Koll defined information retrieval in a novel and elegant way:
Information retrieval is the science and practice of trying to show people the document they would want to see next, if they had total knowledge and hindsight.
As an interesting aside, Koll was one of the first people to use the term invisible web, to describe the documents within the Internet that are behind search forms and aren’t found by Google and the other conventional search engines. Wikipedia, in its article about the deep web, synonymous with the invisible web, has this to say:
Michael Bergman has said that Jill Ellsworth coined the term “invisible Web” in 1994 to refer to websites that are not registered with any search engine. Bergman cited a January 1996 article by Frank Garcia in which Ellsworth was quoted using the term (but did not say she coined it in 1994):
“It would be a site that’s possibly reasonably designed, but they didn’t bother to register it with any of the search engines. So, no one can find them! You’re hidden. I call that the invisible Web.”
Another early use of the term invisible Web was by Bruce Mount (Director of Product Development) and Matthew B. Koll (CEO/Founder) of Personal Library Software, Inc. (PLS) when describing the @1 deep Web tool. The term was used in a December 1996 press release from PLS.
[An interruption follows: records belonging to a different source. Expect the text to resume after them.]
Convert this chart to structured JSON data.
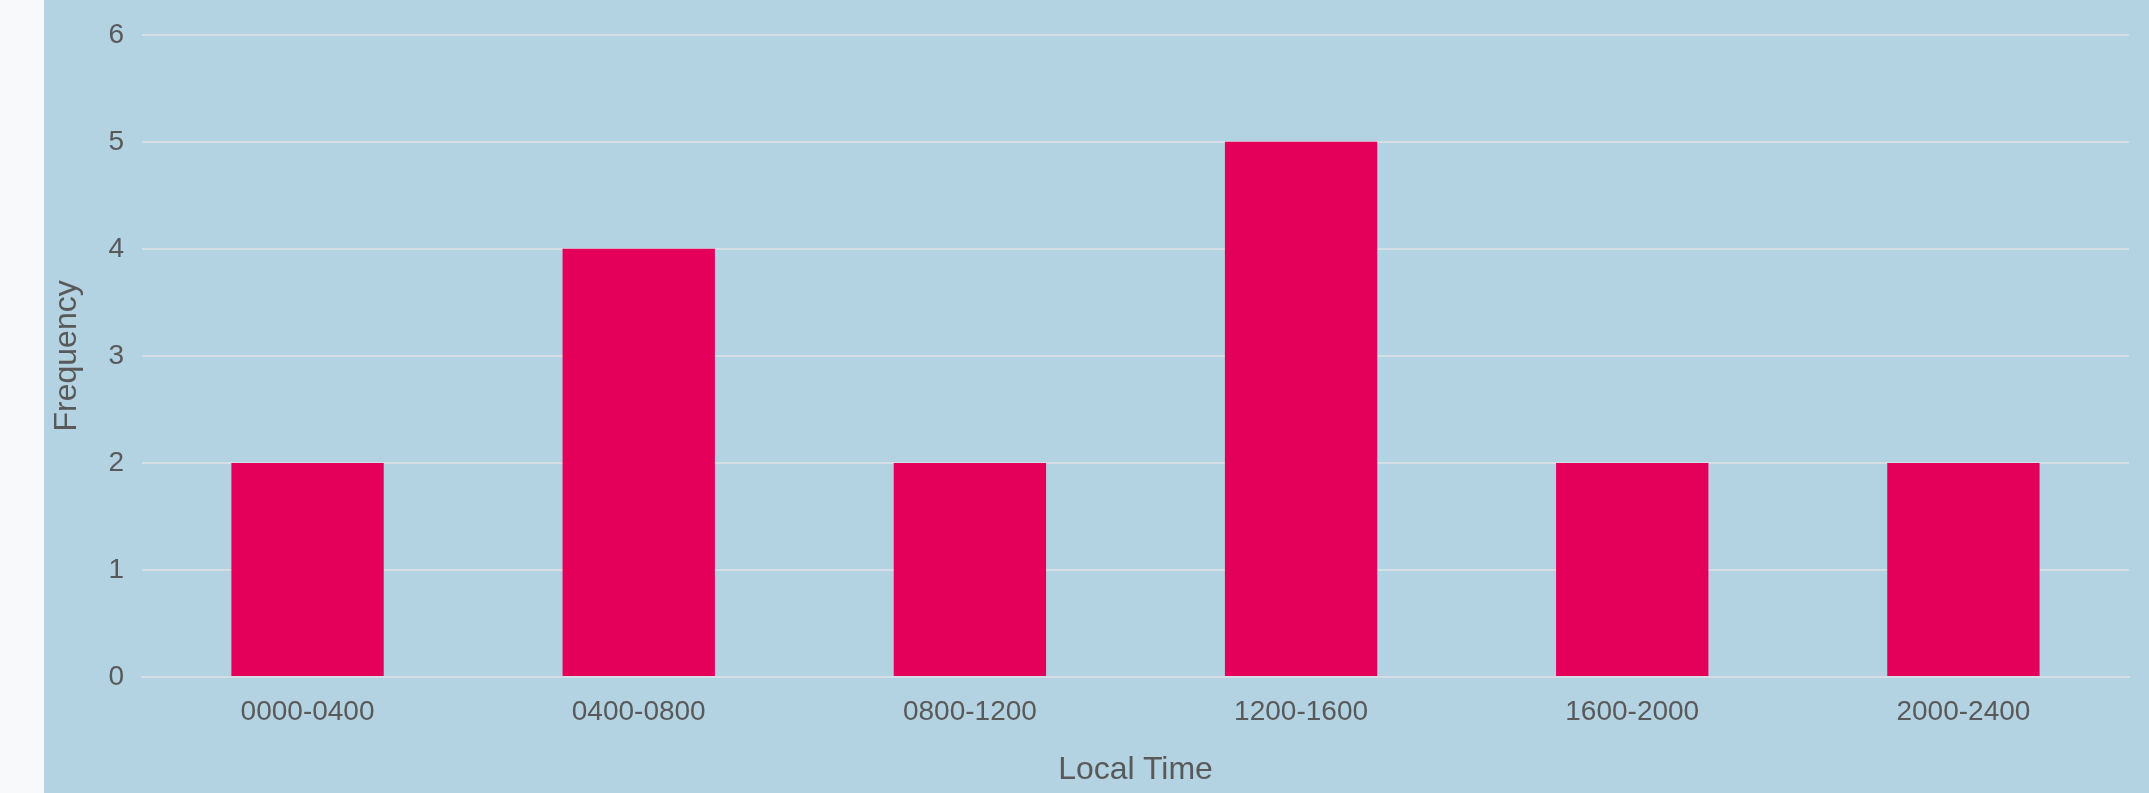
{
  "chart_data": {
    "type": "bar",
    "xlabel": "Local Time",
    "ylabel": "Frequency",
    "categories": [
      "0000-0400",
      "0400-0800",
      "0800-1200",
      "1200-1600",
      "1600-2000",
      "2000-2400"
    ],
    "values": [
      2,
      4,
      2,
      5,
      2,
      2
    ],
    "color": "#e4005a",
    "ylim": [
      0,
      6
    ],
    "yticks": [
      0,
      1,
      2,
      3,
      4,
      5,
      6
    ],
    "grid": "y",
    "legend": false
  }
}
The first use of the specific term deep Web occurred in that same 2001 Bergman study.
Wikipedia provides a link to a Wayback machine snapshot of the 1996 PLS press release.
Koll takes the “finding a needle in a haystack” metaphor and applies it in a fun way to problems users have with search systems. He provides 12 meanings to the metaphor:
- a known needle in a known haystack;
- a known needle in an unknown haystack;
- an unknown needle in an unknown haystack;
- any needle in a haystack;
- the sharpest needle in a haystack;
- most of the sharpest needles in a haystack;
- all the needles in a haystack;
- affirmation of no needles in the haystack;
- thinks like needles in any haystack;
- let me know whenever a new needle shows up;
- where are the haystacks?; and
- needles, haystacks – whatever.
It’s fun to apply some of these “search desires” to federated search today.
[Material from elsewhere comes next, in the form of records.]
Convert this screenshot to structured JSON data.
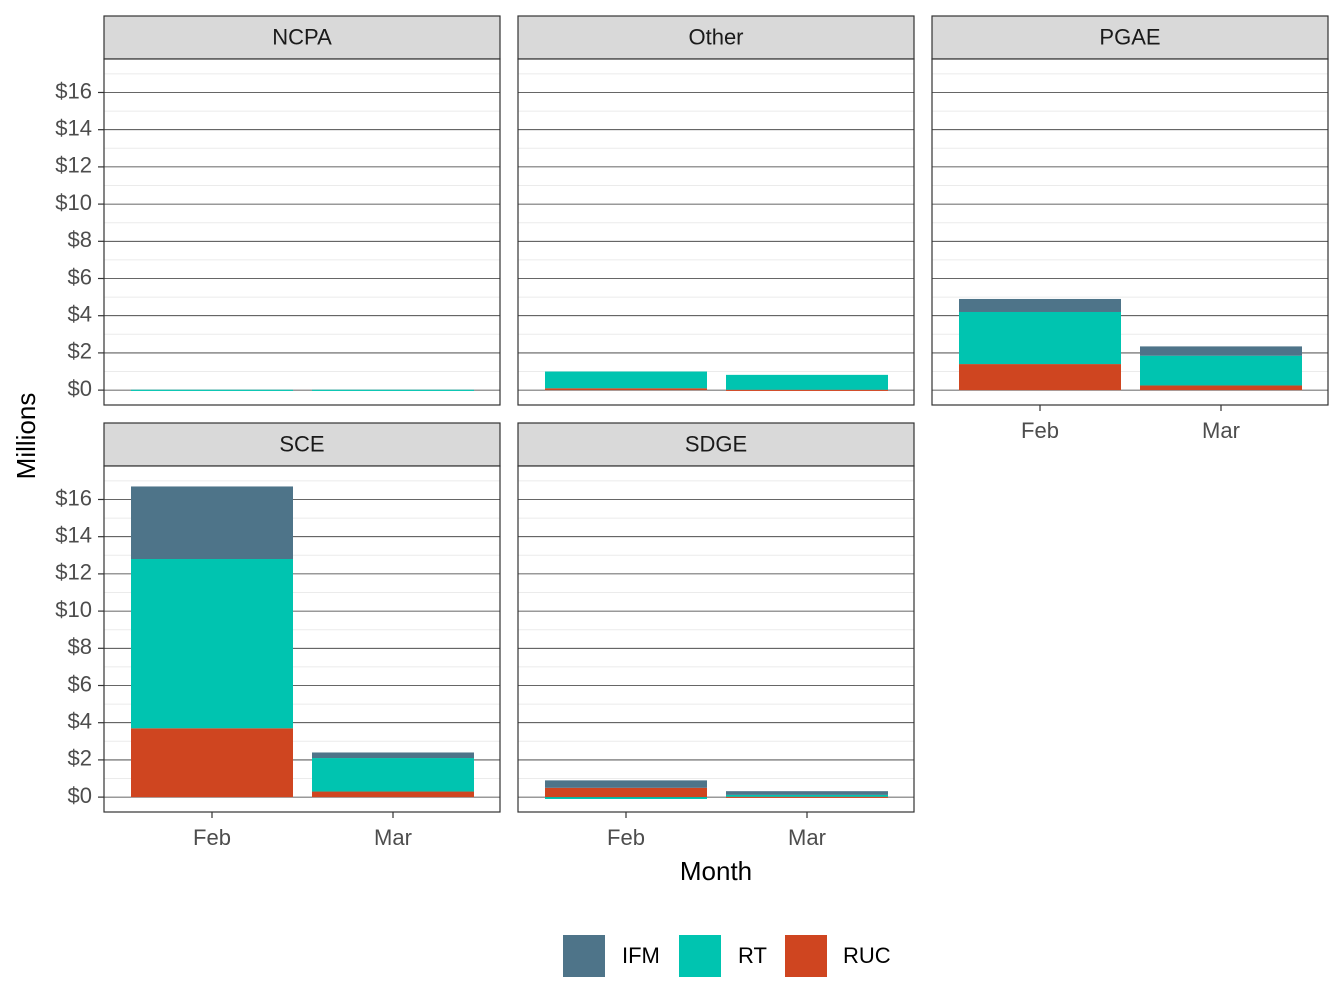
{
  "chart_data": {
    "type": "bar",
    "stacked": true,
    "facet_layout": "3 columns x 2 rows, x-axis labels shown at bottom of each column",
    "xlabel": "Month",
    "ylabel": "Millions",
    "ylim": [
      -0.8,
      17.8
    ],
    "y_ticks": [
      0,
      2,
      4,
      6,
      8,
      10,
      12,
      14,
      16
    ],
    "y_tick_labels": [
      "$0",
      "$2",
      "$4",
      "$6",
      "$8",
      "$10",
      "$12",
      "$14",
      "$16"
    ],
    "categories": [
      "Feb",
      "Mar"
    ],
    "series_names": [
      "IFM",
      "RT",
      "RUC"
    ],
    "colors": {
      "IFM": "#4e7489",
      "RT": "#00c4b0",
      "RUC": "#cf4520"
    },
    "stack_order_bottom_to_top": [
      "RUC",
      "RT",
      "IFM"
    ],
    "legend_position": "bottom",
    "facets": [
      {
        "name": "NCPA",
        "series": [
          {
            "name": "IFM",
            "values": [
              0,
              0
            ]
          },
          {
            "name": "RT",
            "values": [
              0.02,
              0.02
            ]
          },
          {
            "name": "RUC",
            "values": [
              0,
              0
            ]
          }
        ]
      },
      {
        "name": "Other",
        "series": [
          {
            "name": "IFM",
            "values": [
              0,
              0
            ]
          },
          {
            "name": "RT",
            "values": [
              0.9,
              0.8
            ]
          },
          {
            "name": "RUC",
            "values": [
              0.1,
              0.02
            ]
          }
        ]
      },
      {
        "name": "PGAE",
        "series": [
          {
            "name": "IFM",
            "values": [
              0.7,
              0.5
            ]
          },
          {
            "name": "RT",
            "values": [
              2.8,
              1.6
            ]
          },
          {
            "name": "RUC",
            "values": [
              1.4,
              0.25
            ]
          }
        ]
      },
      {
        "name": "SCE",
        "series": [
          {
            "name": "IFM",
            "values": [
              3.9,
              0.3
            ]
          },
          {
            "name": "RT",
            "values": [
              9.1,
              1.8
            ]
          },
          {
            "name": "RUC",
            "values": [
              3.7,
              0.3
            ]
          }
        ]
      },
      {
        "name": "SDGE",
        "series": [
          {
            "name": "IFM",
            "values": [
              0.4,
              0.2
            ]
          },
          {
            "name": "RT",
            "values": [
              -0.1,
              0.1
            ]
          },
          {
            "name": "RUC",
            "values": [
              0.5,
              0.02
            ]
          }
        ]
      }
    ]
  }
}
If the needles represent relevant documents then finding all the needles is akin to high recall. Finding only needles (no hay) is akin to high precision. Oddly enough, high precision is not one of the 12 meanings cited by Koll. Note: To understand precision and recall see the Wikipedia article.
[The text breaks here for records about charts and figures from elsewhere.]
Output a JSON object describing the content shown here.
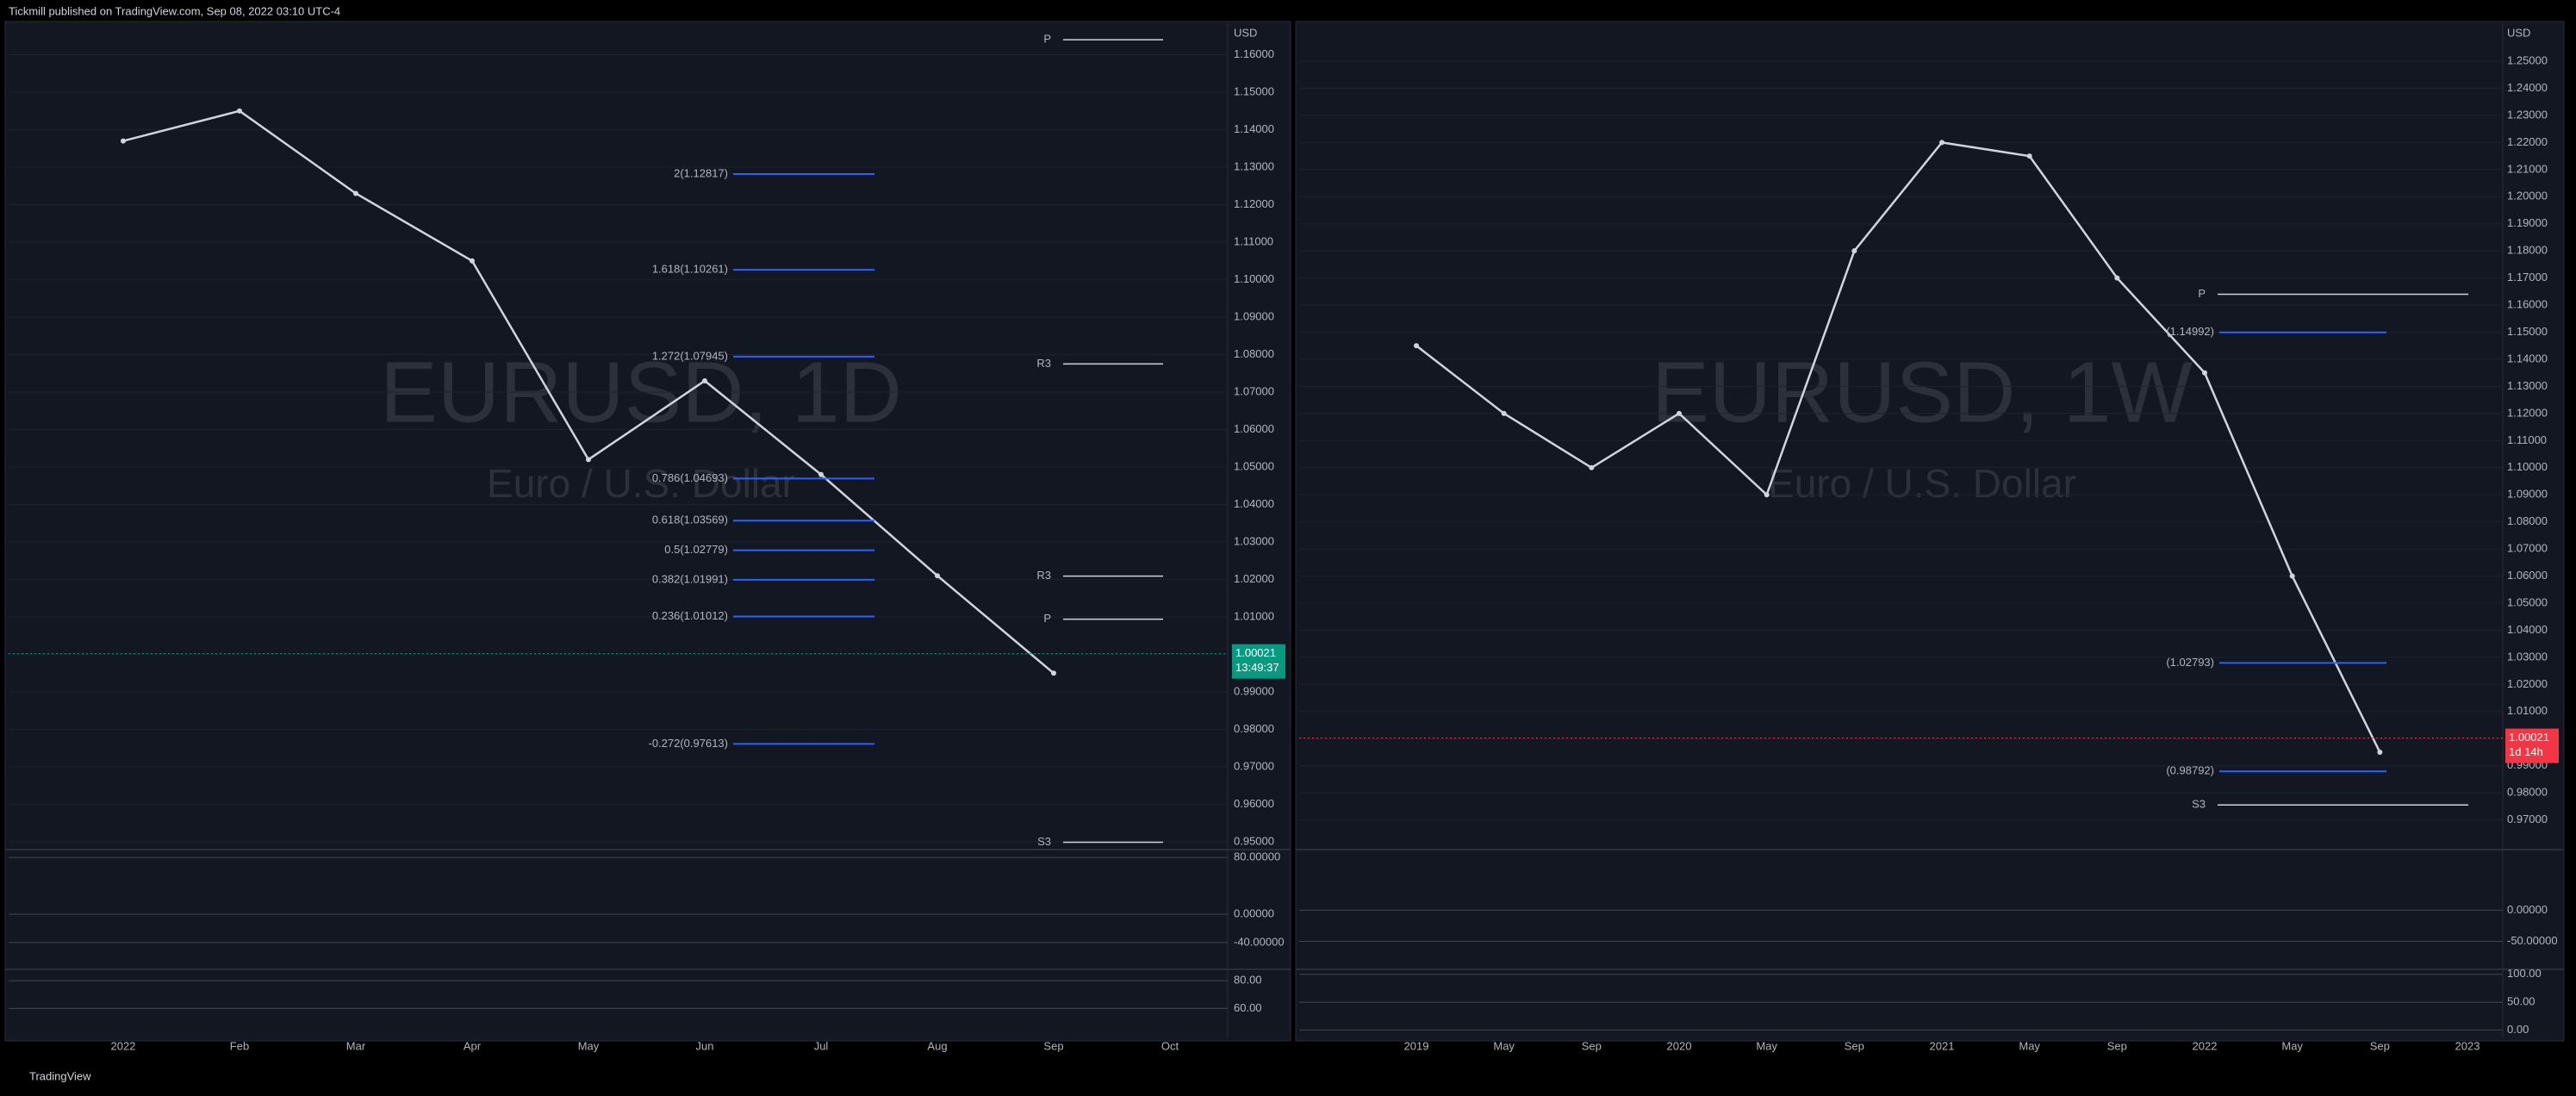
{
  "header": "Tickmill published on TradingView.com, Sep 08, 2022 03:10 UTC-4",
  "footer": "TradingView",
  "chart_data": [
    {
      "type": "line",
      "title": "EURUSD, 1D",
      "subtitle": "Euro / U.S. Dollar",
      "currency": "USD",
      "x": [
        "2022",
        "Feb",
        "Mar",
        "Apr",
        "May",
        "Jun",
        "Jul",
        "Aug",
        "Sep",
        "Oct"
      ],
      "series": [
        {
          "name": "EURUSD",
          "color": "#d1d4dc",
          "values": [
            1.137,
            1.145,
            1.123,
            1.105,
            1.052,
            1.073,
            1.048,
            1.021,
            0.995,
            null
          ]
        }
      ],
      "ylim": [
        0.9484,
        1.1684
      ],
      "yticks": [
        {
          "value": 1.16,
          "label": "1.16000"
        },
        {
          "value": 1.15,
          "label": "1.15000"
        },
        {
          "value": 1.14,
          "label": "1.14000"
        },
        {
          "value": 1.13,
          "label": "1.13000"
        },
        {
          "value": 1.12,
          "label": "1.12000"
        },
        {
          "value": 1.11,
          "label": "1.11000"
        },
        {
          "value": 1.1,
          "label": "1.10000"
        },
        {
          "value": 1.09,
          "label": "1.09000"
        },
        {
          "value": 1.08,
          "label": "1.08000"
        },
        {
          "value": 1.07,
          "label": "1.07000"
        },
        {
          "value": 1.06,
          "label": "1.06000"
        },
        {
          "value": 1.05,
          "label": "1.05000"
        },
        {
          "value": 1.04,
          "label": "1.04000"
        },
        {
          "value": 1.03,
          "label": "1.03000"
        },
        {
          "value": 1.02,
          "label": "1.02000"
        },
        {
          "value": 1.01,
          "label": "1.01000"
        },
        {
          "value": 1.0,
          "label": "1.00000"
        },
        {
          "value": 0.99,
          "label": "0.99000"
        },
        {
          "value": 0.98,
          "label": "0.98000"
        },
        {
          "value": 0.97,
          "label": "0.97000"
        },
        {
          "value": 0.96,
          "label": "0.96000"
        },
        {
          "value": 0.95,
          "label": "0.95000"
        }
      ],
      "price": 1.00021,
      "price_color": "#089981",
      "countdown": "13:49:37",
      "annotations": [
        {
          "value": 1.12817,
          "label": "2(1.12817)"
        },
        {
          "value": 1.10261,
          "label": "1.618(1.10261)"
        },
        {
          "value": 1.07945,
          "label": "1.272(1.07945)"
        },
        {
          "value": 1.04693,
          "label": "0.786(1.04693)"
        },
        {
          "value": 1.03569,
          "label": "0.618(1.03569)"
        },
        {
          "value": 1.02779,
          "label": "0.5(1.02779)"
        },
        {
          "value": 1.01991,
          "label": "0.382(1.01991)"
        },
        {
          "value": 1.01012,
          "label": "0.236(1.01012)"
        },
        {
          "value": 0.97613,
          "label": "-0.272(0.97613)"
        }
      ],
      "pivots": [
        {
          "value": 1.164,
          "label": "P"
        },
        {
          "value": 1.0775,
          "label": "R3"
        },
        {
          "value": 1.0209,
          "label": "R3"
        },
        {
          "value": 1.0094,
          "label": "P"
        },
        {
          "value": 0.9499,
          "label": "S3"
        }
      ],
      "panes": [
        {
          "ylim": [
            -73,
            88.7
          ],
          "yticks": [
            {
              "value": 80,
              "label": "80.00000"
            },
            {
              "value": 0,
              "label": "0.00000"
            },
            {
              "value": -40,
              "label": "-40.00000"
            }
          ]
        },
        {
          "ylim": [
            41,
            87
          ],
          "yticks": [
            {
              "value": 80,
              "label": "80.00"
            },
            {
              "value": 60,
              "label": "60.00"
            }
          ]
        }
      ]
    },
    {
      "type": "line",
      "title": "EURUSD, 1W",
      "subtitle": "Euro / U.S. Dollar",
      "currency": "USD",
      "x": [
        "2019",
        "May",
        "Sep",
        "2020",
        "May",
        "Sep",
        "2021",
        "May",
        "Sep",
        "2022",
        "May",
        "Sep",
        "2023"
      ],
      "series": [
        {
          "name": "EURUSD",
          "color": "#d1d4dc",
          "values": [
            1.145,
            1.12,
            1.1,
            1.12,
            1.09,
            1.18,
            1.22,
            1.215,
            1.17,
            1.135,
            1.06,
            0.995,
            null
          ]
        }
      ],
      "ylim": [
        0.9597,
        1.264
      ],
      "yticks": [
        {
          "value": 1.25,
          "label": "1.25000"
        },
        {
          "value": 1.24,
          "label": "1.24000"
        },
        {
          "value": 1.23,
          "label": "1.23000"
        },
        {
          "value": 1.22,
          "label": "1.22000"
        },
        {
          "value": 1.21,
          "label": "1.21000"
        },
        {
          "value": 1.2,
          "label": "1.20000"
        },
        {
          "value": 1.19,
          "label": "1.19000"
        },
        {
          "value": 1.18,
          "label": "1.18000"
        },
        {
          "value": 1.17,
          "label": "1.17000"
        },
        {
          "value": 1.16,
          "label": "1.16000"
        },
        {
          "value": 1.15,
          "label": "1.15000"
        },
        {
          "value": 1.14,
          "label": "1.14000"
        },
        {
          "value": 1.13,
          "label": "1.13000"
        },
        {
          "value": 1.12,
          "label": "1.12000"
        },
        {
          "value": 1.11,
          "label": "1.11000"
        },
        {
          "value": 1.1,
          "label": "1.10000"
        },
        {
          "value": 1.09,
          "label": "1.09000"
        },
        {
          "value": 1.08,
          "label": "1.08000"
        },
        {
          "value": 1.07,
          "label": "1.07000"
        },
        {
          "value": 1.06,
          "label": "1.06000"
        },
        {
          "value": 1.05,
          "label": "1.05000"
        },
        {
          "value": 1.04,
          "label": "1.04000"
        },
        {
          "value": 1.03,
          "label": "1.03000"
        },
        {
          "value": 1.02,
          "label": "1.02000"
        },
        {
          "value": 1.01,
          "label": "1.01000"
        },
        {
          "value": 1.0,
          "label": "1.00000"
        },
        {
          "value": 0.99,
          "label": "0.99000"
        },
        {
          "value": 0.98,
          "label": "0.98000"
        },
        {
          "value": 0.97,
          "label": "0.97000"
        }
      ],
      "price": 1.00021,
      "price_color": "#f23645",
      "countdown": "1d 14h",
      "annotations": [
        {
          "value": 1.14992,
          "label": "(1.14992)"
        },
        {
          "value": 1.02793,
          "label": "(1.02793)"
        },
        {
          "value": 0.98792,
          "label": "(0.98792)"
        }
      ],
      "pivots": [
        {
          "value": 1.164,
          "label": "P"
        },
        {
          "value": 0.9755,
          "label": "S3"
        }
      ],
      "panes": [
        {
          "ylim": [
            -89.5,
            94.7
          ],
          "yticks": [
            {
              "value": 0,
              "label": "0.00000"
            },
            {
              "value": -50,
              "label": "-50.00000"
            }
          ]
        },
        {
          "ylim": [
            -8.8,
            105.9
          ],
          "yticks": [
            {
              "value": 100,
              "label": "100.00"
            },
            {
              "value": 50,
              "label": "50.00"
            },
            {
              "value": 0,
              "label": "0.00"
            }
          ]
        }
      ]
    }
  ]
}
Letting users know when new needles show up is an alert system that sends users email notifications when new documents matching their stored queries are found.
Several of the meanings relate to current information discovery problems. Who’s ever had to face “an unknown needle in an unknown haystack?” That would be the researcher or student who’s not quite sure what he’s looking for and doesn’t quite know where to find it either. Source discovery is the science of answering the question, “where are the haystacks?”
So, can you draw parallels between others of Koll’s meanings and federated search today?
In case you were wondering about that 12th line, “needles, haystacks – whatever,” Koll explains:
The “needles, haystacks – whatever” line started off as a light-hearted poke at Gen-X searchers, but with the massive growth in consumer online searching, this now represents a legitimate viewpoint. Casual searchers don’t have time for a lot of interaction and aren’t going to give the system a lot of words to work with; they want some good information back fast, and if they don’t get it they’re going to take their business elsewhere.
Gen-X searchers, massive growth in consumer searching, underspecified (too short) queries, impatient users — sound familiar? Some things never change.